Tout sauf simple

Dans les années 80, le ministère des Postes, Télégraphes et Téléphones (PTT) avait commandé une vaste campagne de publicité dont le slogan est resté fameux : « le bonheur, c’est simple comme un coup de fil ». Les petites saynètes un brin naïves comme il seyait alors aux promotions officielles n’ont guère marqué leur époque, mais on n’a pas oublié la formule parce qu’on a toujours envie de croire à un monde meilleur. Le coup de fil qui fait l’actualité ces jours-ci, c’est celui échangé entre Emmanuel Macron et Vladimir Poutine au sujet de la centrale nucléaire de Zaporijjia et des risques de provoquer, accidentellement ou non, une explosion nucléaire de grande ampleur.

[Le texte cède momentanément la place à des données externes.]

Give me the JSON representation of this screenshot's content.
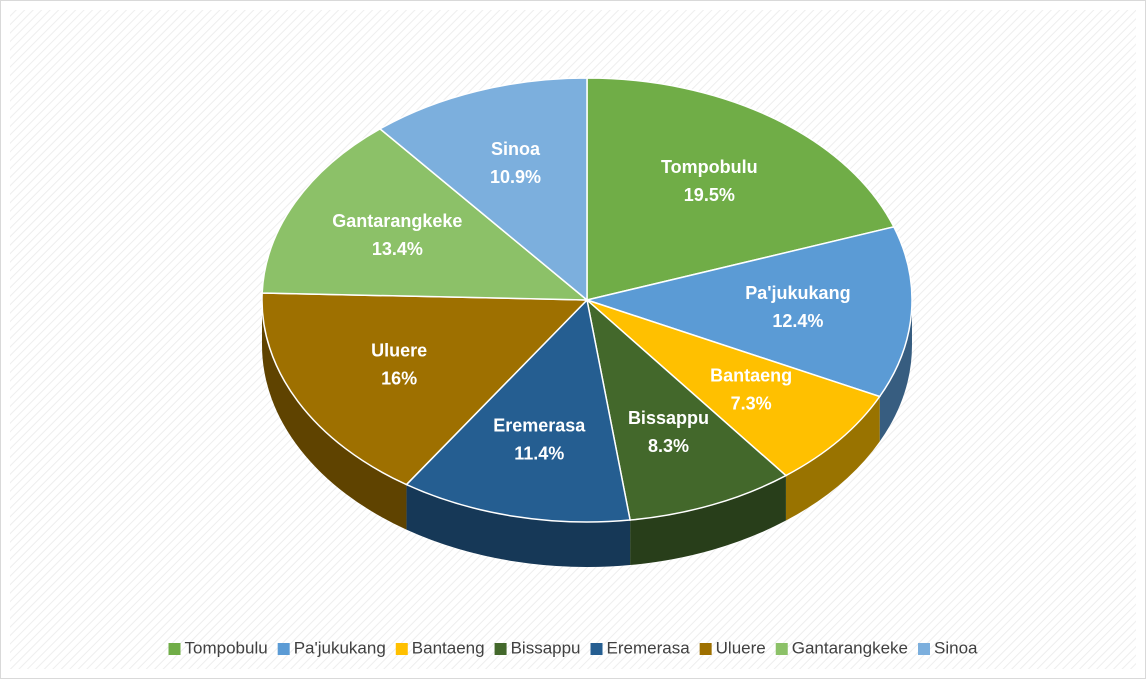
{
  "chart_data": {
    "type": "pie3d",
    "categories": [
      "Tompobulu",
      "Pa'jukukang",
      "Bantaeng",
      "Bissappu",
      "Eremerasa",
      "Uluere",
      "Gantarangkeke",
      "Sinoa"
    ],
    "values": [
      19.5,
      12.4,
      7.3,
      8.3,
      11.4,
      16,
      13.4,
      10.9
    ],
    "value_labels": [
      "19.5%",
      "12.4%",
      "7.3%",
      "8.3%",
      "11.4%",
      "16%",
      "13.4%",
      "10.9%"
    ],
    "colors": [
      "#70ad47",
      "#5b9bd5",
      "#ffc000",
      "#43682b",
      "#255e91",
      "#9e7000",
      "#8cc168",
      "#7cafdd"
    ],
    "legend": "bottom"
  }
}
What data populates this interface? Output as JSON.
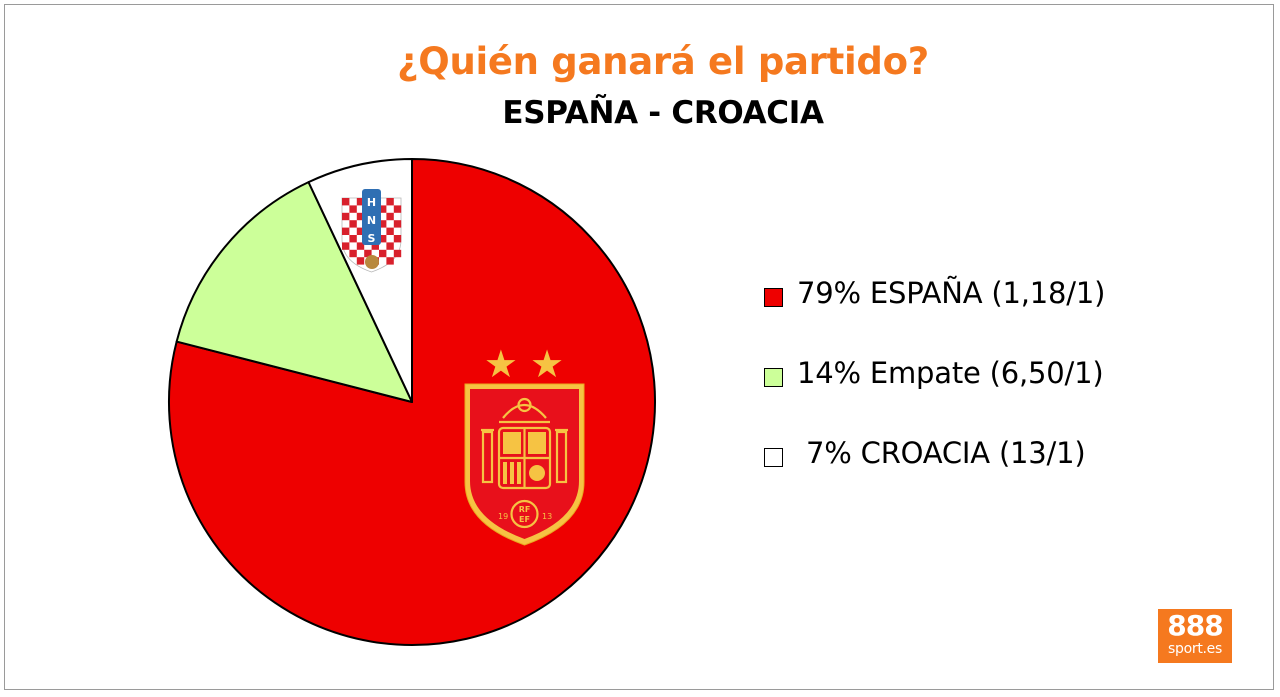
{
  "chart_data": {
    "type": "pie",
    "title": "¿Quién ganará el partido?",
    "subtitle": "ESPAÑA - CROACIA",
    "slices": [
      {
        "label": "ESPAÑA (1,18/1)",
        "value": 79,
        "color": "#ee0000"
      },
      {
        "label": "Empate (6,50/1)",
        "value": 14,
        "color": "#ccff99"
      },
      {
        "label": "CROACIA (13/1)",
        "value": 7,
        "color": "#ffffff"
      }
    ],
    "legend": {
      "position": "right",
      "items": [
        "79% ESPAÑA (1,18/1)",
        "14% Empate (6,50/1)",
        " 7% CROACIA (13/1)"
      ]
    }
  },
  "colors": {
    "title": "#f5791f",
    "brand": "#f5791f",
    "crest_gold": "#f6c343",
    "crest_red": "#e8101b"
  },
  "icons": {
    "spain_crest": "rfef-crest-icon",
    "croatia_crest": "hns-crest-icon"
  },
  "croatia_crest_text": "HNS",
  "spain_crest_text": {
    "stars": "★ ★",
    "year_left": "19",
    "year_right": "13",
    "initials_top": "RF",
    "initials_bottom": "EF"
  },
  "brand": {
    "number": "888",
    "sub": "sport.es"
  }
}
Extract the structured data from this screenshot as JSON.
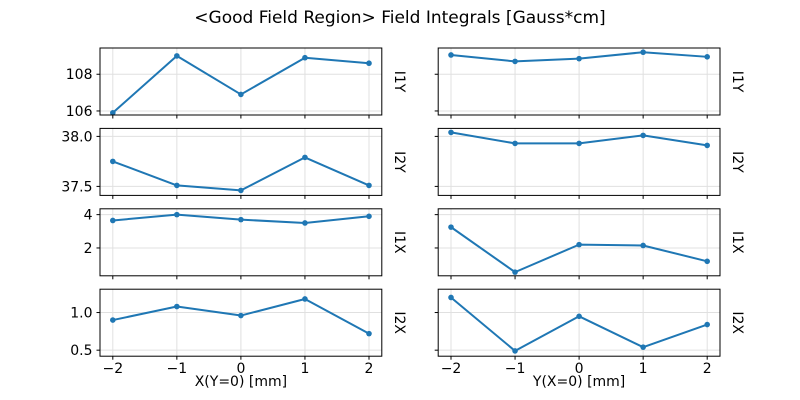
{
  "chart_data": {
    "type": "line",
    "title": "<Good Field Region> Field Integrals [Gauss*cm]",
    "x": [
      -2,
      -1,
      0,
      1,
      2
    ],
    "xlim": [
      -2.2,
      2.2
    ],
    "xtick_labels": [
      "−2",
      "−1",
      "0",
      "1",
      "2"
    ],
    "line_color": "#1f77b4",
    "grid_color": "#e0e0e0",
    "spine_color": "#000000",
    "legend": "none",
    "grid": "on",
    "columns": [
      {
        "xlabel": "X(Y=0) [mm]"
      },
      {
        "xlabel": "Y(X=0) [mm]"
      }
    ],
    "rows": [
      {
        "label": "I1Y",
        "ylim": [
          105.78,
          109.43
        ],
        "yticks": [
          106,
          108
        ],
        "ytick_labels": [
          "106",
          "108"
        ],
        "series": [
          {
            "name": "I1Y vs X(Y=0)",
            "col": 0,
            "values": [
              105.9,
              109.0,
              106.9,
              108.9,
              108.6
            ]
          },
          {
            "name": "I1Y vs Y(X=0)",
            "col": 1,
            "values": [
              109.05,
              108.7,
              108.85,
              109.2,
              108.95
            ]
          }
        ]
      },
      {
        "label": "I2Y",
        "ylim": [
          37.41,
          38.08
        ],
        "yticks": [
          37.5,
          38.0
        ],
        "ytick_labels": [
          "37.5",
          "38.0"
        ],
        "series": [
          {
            "name": "I2Y vs X(Y=0)",
            "col": 0,
            "values": [
              37.75,
              37.51,
              37.46,
              37.79,
              37.51
            ]
          },
          {
            "name": "I2Y vs Y(X=0)",
            "col": 1,
            "values": [
              38.04,
              37.93,
              37.93,
              38.01,
              37.91
            ]
          }
        ]
      },
      {
        "label": "I1X",
        "ylim": [
          0.33,
          4.35
        ],
        "yticks": [
          2,
          4
        ],
        "ytick_labels": [
          "2",
          "4"
        ],
        "series": [
          {
            "name": "I1X vs X(Y=0)",
            "col": 0,
            "values": [
              3.65,
              4.0,
              3.7,
              3.5,
              3.9
            ]
          },
          {
            "name": "I1X vs Y(X=0)",
            "col": 1,
            "values": [
              3.25,
              0.55,
              2.2,
              2.15,
              1.2
            ]
          }
        ]
      },
      {
        "label": "I2X",
        "ylim": [
          0.42,
          1.31
        ],
        "yticks": [
          0.5,
          1.0
        ],
        "ytick_labels": [
          "0.5",
          "1.0"
        ],
        "series": [
          {
            "name": "I2X vs X(Y=0)",
            "col": 0,
            "values": [
              0.9,
              1.08,
              0.96,
              1.18,
              0.72
            ]
          },
          {
            "name": "I2X vs Y(X=0)",
            "col": 1,
            "values": [
              1.2,
              0.49,
              0.95,
              0.54,
              0.84
            ]
          }
        ]
      }
    ]
  }
}
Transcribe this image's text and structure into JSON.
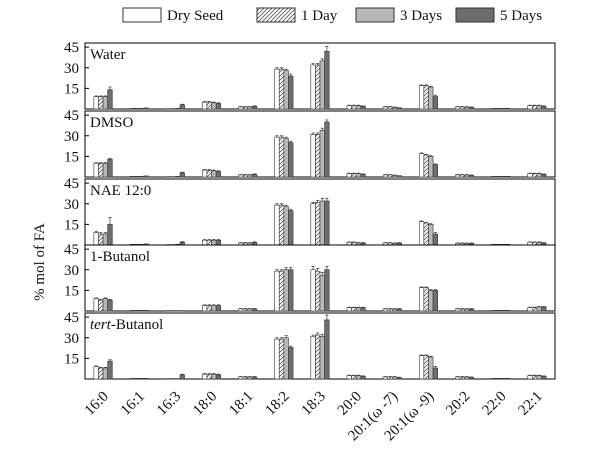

Cela faisait depuis le 28 mai dernier que les deux dirigeants ne s’étaient pas parlé officiellement, après que le président français a semblé prendre conscience que son interlocuteur le roulait régulièrement dans la farine et que ses initiatives ne servaient strictement à rien, sinon à discréditer la France, alors que c’est le président turc Erdogan qui tenait le rôle d’intermédiaire que souhaitait exercer Macron dans des négociations entre parties. Il m’a fallu mener l’enquête pour savoir qui avait pris l’initiative de ce coup de téléphone. Apparemment, c’est le président français, mais c’est le Kremlin qui l’a annoncé, comme si l’Élysée préférait garder le silence sur ce point. C’est le même flou artistique concernant la principale mesure envisagée à la suite de cet échange. Moscou évoque un accord sur l’envoi d’une mission de l’Agence internationale de l’énergie atomique (AIEA) pour évaluer la situation sur place dans les plus brefs délais. En lisant entre les lignes, on peut comprendre que la proposition émane de Poutine et que Macron l’a soutenue, sous réserve de modalités acceptables par les Ukrainiens et les Nations Unies.

Or, on sait que Poutine ne fait jamais de cadeau. S’il propose une inspection de la centrale, c’est qu’il y voit un avantage. Tout d’abord, le site nucléaire est actuellement contrôlé par l’occupant russe, qui ne montrera que ce qu’il estime utile. Il pourra toujours invoquer le secret défense pour cacher l’arsenal militaire qui s’y trouve. Les inspecteurs de l’AIEA sont habitués depuis l’Iran à devoir détourner le regard dans certaines circonstances. En revanche, Vladimir Poutine pourra passer pour un pacifiste, incompris d’un peuple incapable de reconnaître ses vrais amis, manipulé par des dirigeants faisant « traîner la guerre » au lieu de se soumettre docilement au grand frère russe, comme au bon vieux temps de l’Union soviétique. Cependant, ce semblant de négociations, faisant suite à l’accord sur les exportations de céréales, semble indiquer que Poutine a besoin de détourner l’attention de la situation militaire et des revers subis en Crimée récemment. Il sait pouvoir compter sur l’orgueil d’Emmanuel Macron, trop content de parader auprès des vrais puissants pour s’interroger sur le rôle « d’idiot utile » que semble lui proposer le président russe.